Market structure: Elevated AAL option vols (put IV 80% vs realized 54%) reward premium sellers and market‑making desks; cash‑secured put sellers and covered‑call writers directly benefit if travel demand remains stable, while equity-only long holders suffer if downside shocks force selling. The put/call skew (puts richer than calls) signals asymmetric demand for downside protection versus upside speculation and implies higher probability-weighted losses than simple price action suggests. Risk assessment: Tail risks are a recession-driven drop in leisure/business travel, a >$15/bbl jet‑fuel spike (~$90+ crude), or labor/operational disruptions that could knock AAL >30% in weeks — these events would blow through short premium strategies. Timeframes: immediate (days) is premium collection and IV monitoring; short (weeks–months) covers earnings, CPI/Fed moves and oil; long (quarters) depends on structural demand recovery and capacity discipline. Hidden dependencies include option liquidity, assignment clustering, and tail hedges being costly; catalysts to watch: AAL earnings, TSA throughput, 3‑month jet fuel trend, and changes in implied vs realized vol (>20pp gap). Trade implications: Tactical, defined‑risk income plays are preferred to naked exposure. Use cash‑secured puts at 15.50 (collect $0.30) only when IV‑realized spread ≥20pp (today) and cap downside via buying a lower strike put (e.g., 13.50) to create a bear‑put spread or defined‑risk put spread. For mild bullish neutral exposure, buy stock and sell Feb‑2026 16.50 calls to pocket ~0.31 premium (7.2% capped upside); keep sizing small (1–3% portfolio) and predefine roll/stop rules (close if AAL <14.50 or IV compresses >30pp).

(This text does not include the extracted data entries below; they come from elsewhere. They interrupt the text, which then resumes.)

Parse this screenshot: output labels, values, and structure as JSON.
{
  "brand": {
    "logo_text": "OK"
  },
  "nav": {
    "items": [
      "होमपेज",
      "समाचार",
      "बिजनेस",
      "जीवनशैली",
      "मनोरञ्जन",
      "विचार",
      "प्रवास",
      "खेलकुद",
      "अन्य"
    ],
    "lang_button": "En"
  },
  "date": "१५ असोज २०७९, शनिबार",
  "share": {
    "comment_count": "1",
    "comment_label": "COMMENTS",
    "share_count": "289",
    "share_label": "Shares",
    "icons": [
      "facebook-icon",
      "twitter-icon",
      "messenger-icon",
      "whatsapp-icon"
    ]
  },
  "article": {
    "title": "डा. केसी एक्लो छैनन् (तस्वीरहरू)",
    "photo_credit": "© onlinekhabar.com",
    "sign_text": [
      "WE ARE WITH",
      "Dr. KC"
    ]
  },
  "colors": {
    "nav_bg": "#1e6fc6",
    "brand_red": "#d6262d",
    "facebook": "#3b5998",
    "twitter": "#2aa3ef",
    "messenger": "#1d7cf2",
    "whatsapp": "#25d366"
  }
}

Contrarian angle: Consensus underweights the put skew — the market is paying up for catastrophic airline downside, so selling targeted, defined‑risk volatility (put spreads) is likely underpriced relative to realized moves unless macro collapses. Reaction isn’t fully overdone: premium is rich but hazard of binary operational shocks makes naked premium-selling dangerous; history (post‑COVID vol crushs then rebounds) warns that IV can gap higher quickly, so always pair premium selling with protective wings or strict size limits.